Why Innovation in Academic Publishing Is Essential
by Mark Hahnel
Massive congratulations to PeerJ who took the award for (amongst other things), their innovative approach aiming to bring the cost of open access scholarly publishing down as low as it can go.
When I was an academic, I wasn’t that aware of innovation in the publisher space. I saw that there were some aesthetic improvements, but nothing too far from the traditional publication process that has seen academia disseminated in paper documents for 400 years. However I was wrong. It appears that academic publishers can be the ones initiating change in this space, much like the library often pioneers change at the institutional policy level. Publishers are not scared to push boundaries, with examples such as Nature Precedings and the recently announced Peer Review Consortium.
Since figshare was formulated nearly 2 years ago, there has been massive innovation in this space,
including but not limited to:
- Altmetrics: Fellow ALPSP award nominee Altmetric has had large uptake with publishers as ImpactStory and Plum Analytics focus on individual researchers.
- Open peer review: PubPeer has recently gained the most prominence in this space when a reviewer spotted an error in the much talked about Human Embryonic Stem Cells Derived by Somatic Cell Nuclear Transfer paper.
- Pre-print services: As well as figshare’s ability to host preprints, we have seen biologist begin to use arXiv and PeerJ Preprints.
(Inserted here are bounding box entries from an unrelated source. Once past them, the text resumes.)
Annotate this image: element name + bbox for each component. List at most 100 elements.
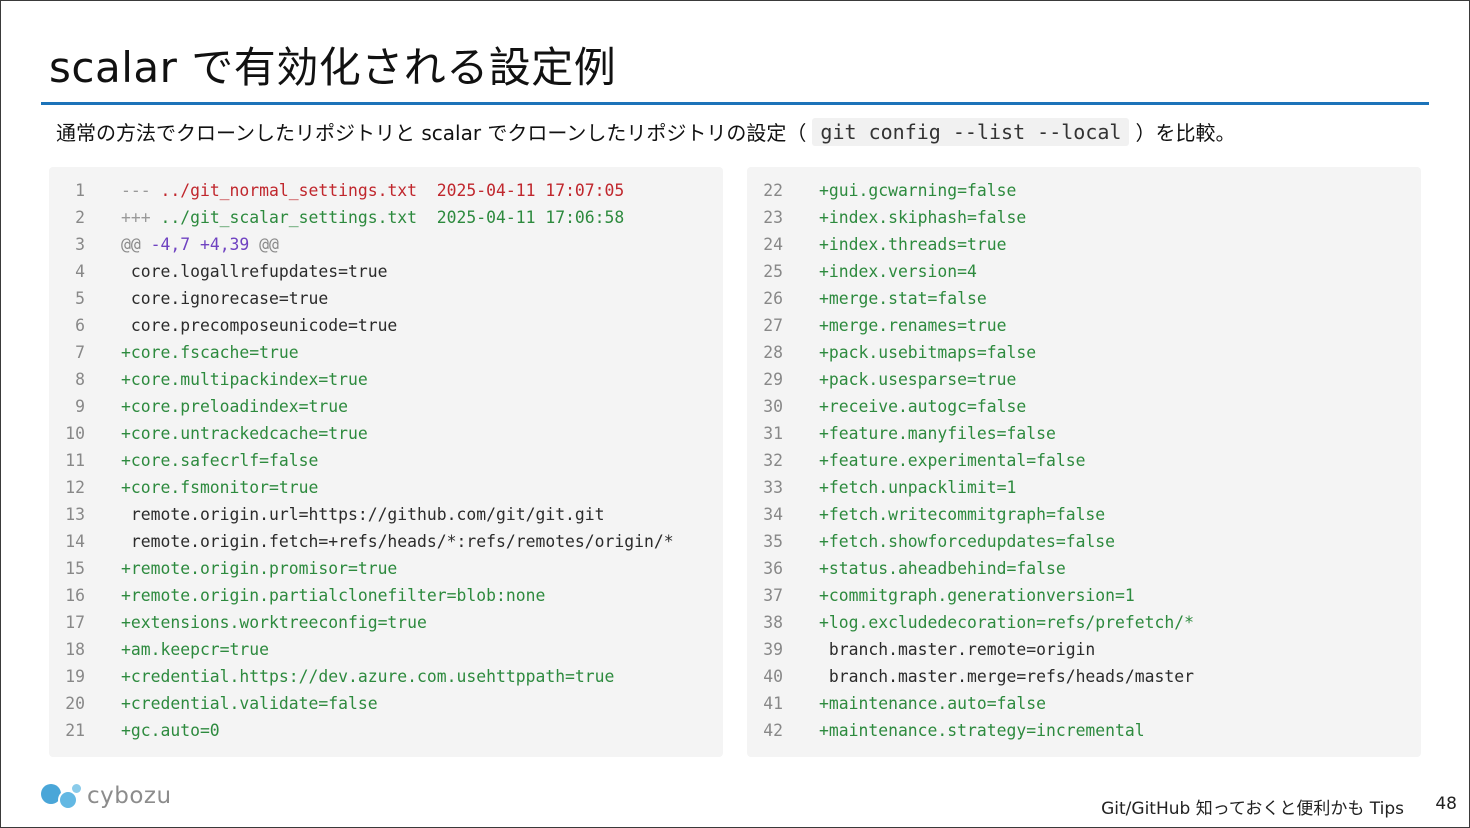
diff-line: 41 +maintenance.auto=false xyxy=(747,690,1046,717)
line-text: +status.aheadbehind=false xyxy=(819,559,1066,578)
diff-line: 36 +status.aheadbehind=false xyxy=(747,555,1066,582)
line-number: 26 xyxy=(763,289,783,308)
line-text: core.ignorecase=true xyxy=(121,289,329,308)
diff-line: 42 +maintenance.strategy=incremental xyxy=(747,717,1144,744)
line-text: core.precomposeunicode=true xyxy=(121,316,398,335)
line-text: +feature.manyfiles=false xyxy=(819,424,1056,443)
line-text: remote.origin.fetch=+refs/heads/*:refs/r… xyxy=(121,532,674,551)
line-text: branch.master.merge=refs/heads/master xyxy=(819,667,1194,686)
line-number: 24 xyxy=(763,235,783,254)
cybozu-logo-icon xyxy=(41,782,81,810)
diff-line: 22 +gui.gcwarning=false xyxy=(747,177,1016,204)
line-number: 10 xyxy=(65,424,85,443)
line-text: @@ -4,7 +4,39 @@ xyxy=(121,235,279,254)
line-number: 8 xyxy=(75,370,85,389)
line-number: 3 xyxy=(75,235,85,254)
line-number: 22 xyxy=(763,181,783,200)
subtitle-inline-code: git config --list --local xyxy=(812,117,1130,146)
diff-line: 30 +receive.autogc=false xyxy=(747,393,1026,420)
diff-line: 5 core.ignorecase=true xyxy=(49,285,328,312)
line-text: +credential.validate=false xyxy=(121,694,378,713)
line-number: 25 xyxy=(763,262,783,281)
line-number: 15 xyxy=(65,559,85,578)
line-number: 13 xyxy=(65,505,85,524)
line-text: +fetch.writecommitgraph=false xyxy=(819,505,1106,524)
line-text: +index.version=4 xyxy=(819,262,977,281)
line-text: +feature.experimental=false xyxy=(819,451,1086,470)
line-number: 30 xyxy=(763,397,783,416)
diff-line: 24 +index.threads=true xyxy=(747,231,1006,258)
line-number: 31 xyxy=(763,424,783,443)
diff-line: 18 +am.keepcr=true xyxy=(49,636,269,663)
diff-panel-left: 1 --- ../git_normal_settings.txt 2025-04-… xyxy=(49,167,723,757)
line-number: 9 xyxy=(75,397,85,416)
line-number: 39 xyxy=(763,640,783,659)
diff-line: 32 +feature.experimental=false xyxy=(747,447,1085,474)
line-number: 23 xyxy=(763,208,783,227)
diff-line: 39 branch.master.remote=origin xyxy=(747,636,1095,663)
line-text: +core.fscache=true xyxy=(121,343,299,362)
diff-line: 1 --- ../git_normal_settings.txt 2025-04-… xyxy=(49,177,624,204)
line-number: 14 xyxy=(65,532,85,551)
hunk-range: -4,7 +4,39 xyxy=(140,235,260,254)
line-number: 32 xyxy=(763,451,783,470)
line-text: +merge.renames=true xyxy=(819,316,1007,335)
diff-line: 14 remote.origin.fetch=+refs/heads/*:ref… xyxy=(49,528,674,555)
line-number: 36 xyxy=(763,559,783,578)
line-text: remote.origin.url=https://github.com/git… xyxy=(121,505,605,524)
diff-line: 9 +core.preloadindex=true xyxy=(49,393,348,420)
diff-line: 12 +core.fsmonitor=true xyxy=(49,474,318,501)
line-text: +maintenance.auto=false xyxy=(819,694,1046,713)
diff-line: 8 +core.multipackindex=true xyxy=(49,366,368,393)
line-number: 4 xyxy=(75,262,85,281)
line-number: 29 xyxy=(763,370,783,389)
diff-line: 13 remote.origin.url=https://github.com/… xyxy=(49,501,605,528)
slide-title: scalar で有効化される設定例 xyxy=(49,43,617,92)
line-text: +log.excludedecoration=refs/prefetch/* xyxy=(819,613,1194,632)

- Document management tools: Readcube gaining big traction to add to Papers, Zotero and Mendeley.
There have been previous debates on why open access is important, how people are not getting new information quick enough due to a lack of access to the latest literature and even going as far as stating that people are dying as a result. This is obviously very hard to quantify. One thing that is not hard to quantify is the following:
On January 6, 2011, Aaron Swartz was arrested by MIT police on state breaking-and-entering charges, after systematically downloading academic journal articles from JSTOR. For those who don’t know, Aaron played a big part in the formation of Creative Commons (whose licenses figshare use), as well as several other well known technologies such as RSS feeds and Reddit. For downloading academic papers, federal prosecutors later charged him with two counts of wire fraud and 11 violations of the Computer Fraud and Abuse Act, carrying a cumulative maximum penalty of $1 million in fines, 35 years in prison, asset forfeiture, restitution and supervised release. On January 11, 2013, two years after his initial arrest, Aaron was found dead in his Crown Heights, Brooklyn apartment, where he had hanged himself.
Again, it can not be assumed that the one thing came about because of the other. However, there are few who can argue that these charges would not hugely affect the mental state of a 24 year old. He believed open access in academia was a human rights issue:
“The world’s entire scientific ... heritage ... is increasingly being digitized and locked up by a handful of private corporations... The Open Access Movement has fought valiantly to ensure that scientists do not sign their copyrights away but instead ensure their work is published on the Internet, under terms that allow anyone to access it.”
Luckily the tipping point has come with open access. It is now law that all research funded with public money in the UK must be made openly available to all. The White House has followed suit and mandates are drawing closer and closer in the States. This combined with the digitisation of research that Aaron referred to are two of the biggest drivers for this innovation in the academic publishing space. Open access has taken the money out of the hands of the institutions (to some extent) and into the hands of the academics. This shift in power has led to publishers focussing their attentions on the authors. This is where academia in general is benefitting. By working with tools such as the ones figshare can provide, researchers are able to disseminate their content in the format it was produced. They can publish large amounts of data and get credit whilst at the same time adhering to new open data mandates. All in all this gives academics more time to do what they do best, research.
As with all things in a time of transition, there will be further innovation as certain tools become part of a researchers workflow and other fall away. The key to success here seems to be with those tools that make the lives of the stakeholders easier, whether its an easier publishing submission system, or an interface that helps researchers provide better reporting on the output of their impacts to funders. What is clear is that the publishers are helping to lead in this innovation, through models such as Digital Science, PLOS labs and SciVerse. Long may it continue, so this space is never again left with blood on their hands due to a resistance to change for societal good.